In diesem Artikel beschreibe ich, wie man das Monitoringsystem Icinga bzw. Nagios in Verbindung mit EmoCheck nutzen kann um in einem Unternehmensnetz Emotet-Infektionen frühzeitig erkennen zu können und sich gegebenenfalls aktiv warnen zu lassen.

Neulich wurde bei Heise (https://heise.de/-4652554) über ein interessantes Tool berichtet, mit dem geprüft werden kann, ob ein PC bereits mit der Schadsoftware „Emotet“ infiziert ist. Dies erledigt das Tool „EmoCheck“ (https://github.com/JPCERTCC/EmoCheck/releases) indem es den Rechner auf Prozesse untersucht, die typisch für eine Emotet-Infektion sind. In dem Artikel wird darauf hingewiesen, dass sich ein mit Emotet infizierter Rechner nicht zwangsläufig sofort auffällig verhält. In dem genannten Artikel heißt es: „[…] typischerweise vergehen zwischen der ersten Emotet-Infektion in einem Firmennetz und dem Verteilen des Erpressungs-Trojaners Ryuk ein bis zwei Wochen.

Es gibt einige Diskussionen über die Funktionsweise dieses Tools. So regt sich einiges an Kritik am Umstand, dass EmoCheck nach statischen Prozessnamen sucht. Ich teile diese Bedenken dahingehend, dass Emotet seinen Prozessen jederzeit anderslautende Namen geben könnte. Allerdings bin ich der Meinung, dass dieses Werkzeug einen installierten Virenschutz sicherlich sinnvoll ergänzen kann und es in Anbetracht des doch erheblichen Schadenpotentials von Emotet sicherlich nicht schlecht ist, sich nicht nur auf einen Prüfmechanismus zu verlassen.

Voraussetzungen und Anmerkungen

In diesem Beispiel gehe ich von folgendem Setup aus. Mir ist bewusst, dass das Windows 7- End-of-life erreicht ist und auch Icinga 1 nicht mehr auf dem Stand der Dinge ist. Allerdings ist dieses Setup (Stand 02/2020) wohl nicht sehr realitätsfern.

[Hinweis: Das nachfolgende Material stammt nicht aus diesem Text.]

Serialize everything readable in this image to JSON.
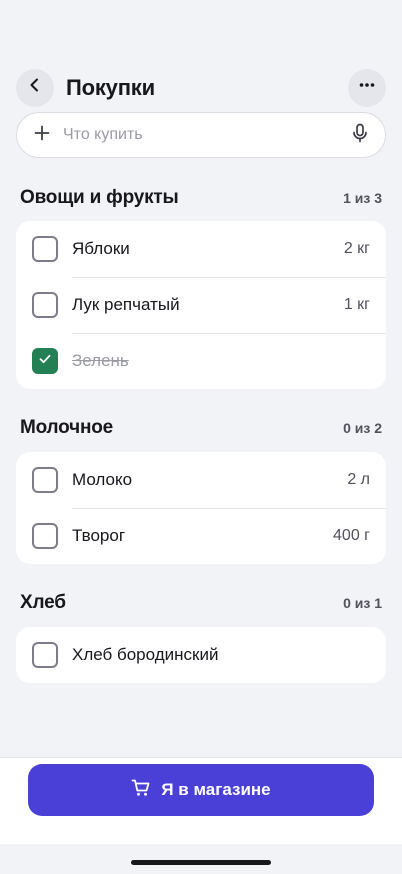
{
  "header": {
    "title": "Покупки",
    "back_icon": "chevron-left-icon",
    "more_icon": "more-horizontal-icon"
  },
  "search": {
    "placeholder": "Что купить",
    "value": "",
    "add_icon": "plus-icon",
    "mic_icon": "microphone-icon"
  },
  "sections": [
    {
      "title": "Овощи и фрукты",
      "count": "1 из 3",
      "items": [
        {
          "name": "Яблоки",
          "qty": "2 кг",
          "checked": false
        },
        {
          "name": "Лук репчатый",
          "qty": "1 кг",
          "checked": false
        },
        {
          "name": "Зелень",
          "qty": "",
          "checked": true
        }
      ]
    },
    {
      "title": "Молочное",
      "count": "0 из 2",
      "items": [
        {
          "name": "Молоко",
          "qty": "2 л",
          "checked": false
        },
        {
          "name": "Творог",
          "qty": "400 г",
          "checked": false
        }
      ]
    },
    {
      "title": "Хлеб",
      "count": "0 из 1",
      "items": [
        {
          "name": "Хлеб бородинский",
          "qty": "",
          "checked": false
        }
      ]
    }
  ],
  "footer": {
    "button_label": "Я в магазине",
    "button_icon": "shopping-cart-icon"
  },
  "colors": {
    "accent": "#4a3fd6",
    "checked": "#238055",
    "background": "#f2f3f7"
  }
}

Die Domäne wird zur Zeit umgestellt, das Upgrade der Clients auf Windows 10 Enterprise ist ebenfalls in Arbeit. Es muss eben alles sorgfältig getestet werden, das braucht seine Zeit. Und gewisse Sachzwänge (Lizenzfragen, inkompatible Randsysteme, etc.) waren und sind eben auch gegeben.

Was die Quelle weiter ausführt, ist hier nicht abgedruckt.